Тип мне не понравился. Сразу. Веяло
от него чем-то таким… Что убавляло количество монет в кошельке.
Старуха оживилась, что-то залопотала,
пытаясь придать своему голосу нежности. Мужика не проняло. Лицо
Чиполлино на глазах из приличной луковицы превращалось в камень.
Потом он небрежно махнул рукой, и Тыгдлар торопливо выложила на
стол нашу добычу.
Ну что сказать… Цветочки и так не
выглядели розами, а уж подвявши… Потеряли товарный вид.
И начался торг. Яростный. На
повышенных тонах и размашистых жестах. Старуха три раза собирала
цветочки, демонстративно укладывая их в мешок. Я ей помогала.
Морально. Ибо каждый отступ – так вы будете покупать, или мне
забыть вас навсегда? – увеличивал наш шанс на нормальный ужин, а
может и обед.
В третье отступление один из
цветочков оказался на земле. В пылу спора ни одна из сторон не
заметила потери. Я наклонилась, подняла. Пригладила поникшие
листья. Вздохнула – жаль беднягу. И вдруг в руке потеплело, точно к
ладони грелку приложили, а цветочек воспрял духом, поднял листья и
даже цветом зеленее стал.
И тут только я обратила внимание, что
во дворе царит тишина. Нехорошая такая. И взгляды царапают
кожу.
Подняла голову, оторвав взгляд от
цветочка. Старуха с открытым ртом выглядела решившим закусить
людоедом, а вот Чиполлино смотрел столь тяжелым оценивающим
взглядом, что у меня зачесалась спина. Потом без слов достал
кошель, отсчитал с десяток темно-желтых монет.
Старуха отмерла, захлопнула рот – вот
он отрезвляющий вид денег. Подтолкнула меня под локоть - я положила
оживший цветочек на стол, а потом шустро, не выпуская локтя,
утянула меня со двора.
На улице мы притормозили около
прилавка, где коричневыми боками румянились квадратные – размером с
ладонь – толстые кусочки теста.
Тыгдлар посмотрела придирчиво на
меня, потом на местное кулинарное изделие, вздохнула так тяжело,
точно я ее ограбить решила и указала на пару пирогов. Что это пирог
я поняла, укусив и добравшись до начинки. Не знаю, какие котята
пострадали при ее приготовлении, но было в меру остро и вкусно. В
животе поселилось приятное чувство сытости, и настроение поднялось
до отметки «живем». Второй пирог Тыгдлар завернула с собой –
малышам.
Я смотрела, как Чип с Дейлом
округлили глаза при виде пирога, как заводили носами, как
трясущимися руками потянулись за угощением и отвела взгляд.
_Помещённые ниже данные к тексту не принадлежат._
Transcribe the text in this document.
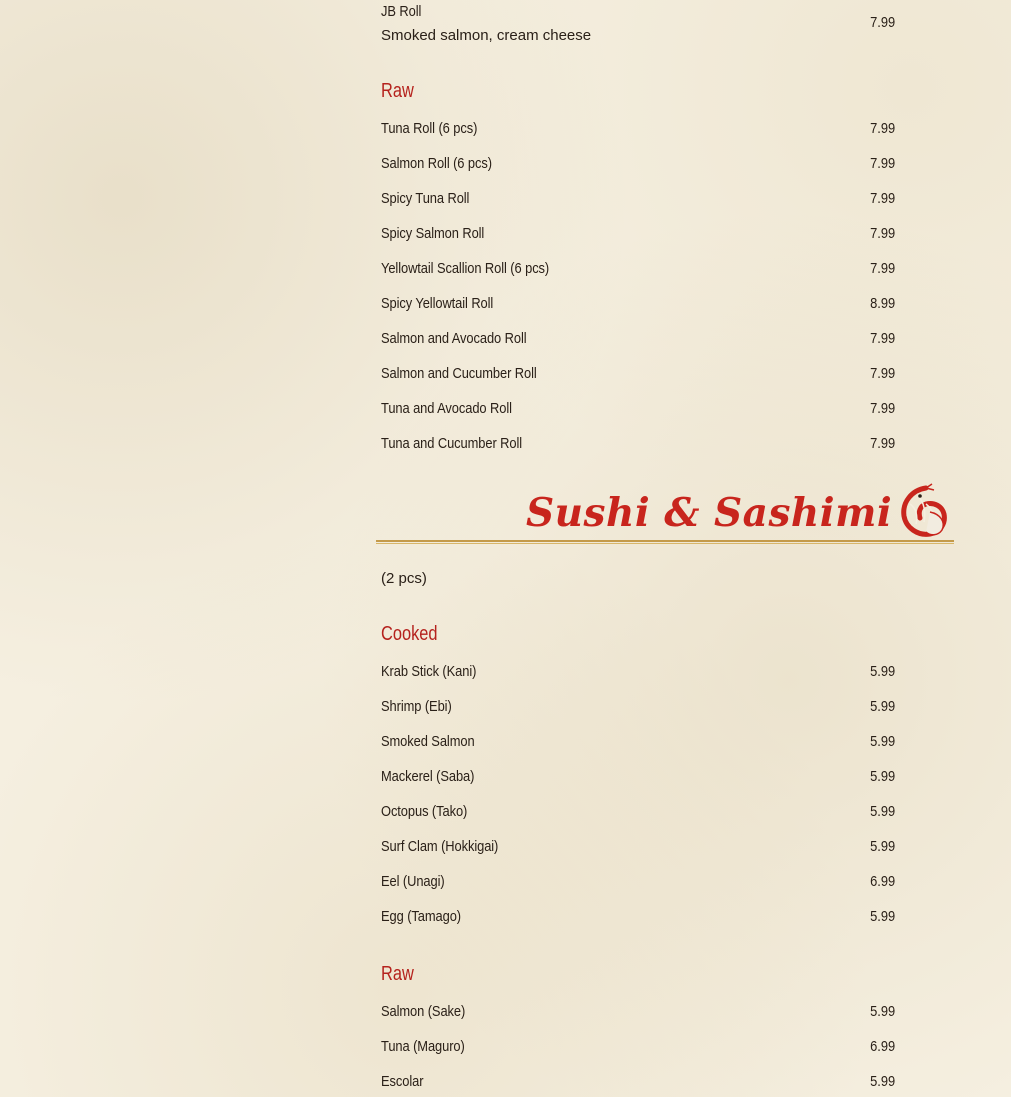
JB Roll
Smoked salmon, cream cheese
7.99
Raw
Tuna Roll (6 pcs)	7.99
Salmon Roll (6 pcs)	7.99
Spicy Tuna Roll	7.99
Spicy Salmon Roll	7.99
Yellowtail Scallion Roll (6 pcs)	7.99
Spicy Yellowtail Roll	8.99
Salmon and Avocado Roll	7.99
Salmon and Cucumber Roll	7.99
Tuna and Avocado Roll	7.99
Tuna and Cucumber Roll	7.99
Sushi & Sashimi
(2 pcs)
Cooked
Krab Stick (Kani)	5.99
Shrimp (Ebi)	5.99
Smoked Salmon	5.99
Mackerel (Saba)	5.99
Octopus (Tako)	5.99
Surf Clam (Hokkigai)	5.99
Eel (Unagi)	6.99
Egg (Tamago)	5.99
Raw
Salmon (Sake)	5.99
Tuna (Maguro)	6.99
Escolar	5.99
В горле
запершило, я откашлялась, заморгала, прогоняя подступившие к глазам
слезы. Вышла наружу, чтобы не смотреть на этот праздник голодных
детей. И ведь разумом понимала, что не виновата в их положении – я
вообще о них ничего не знаю – а сердце сдавило. Совесть туда же со
своим ворчанием: «Чтоб я детей накормить не смогла?!». Но это
лирика. По факту, что я могу?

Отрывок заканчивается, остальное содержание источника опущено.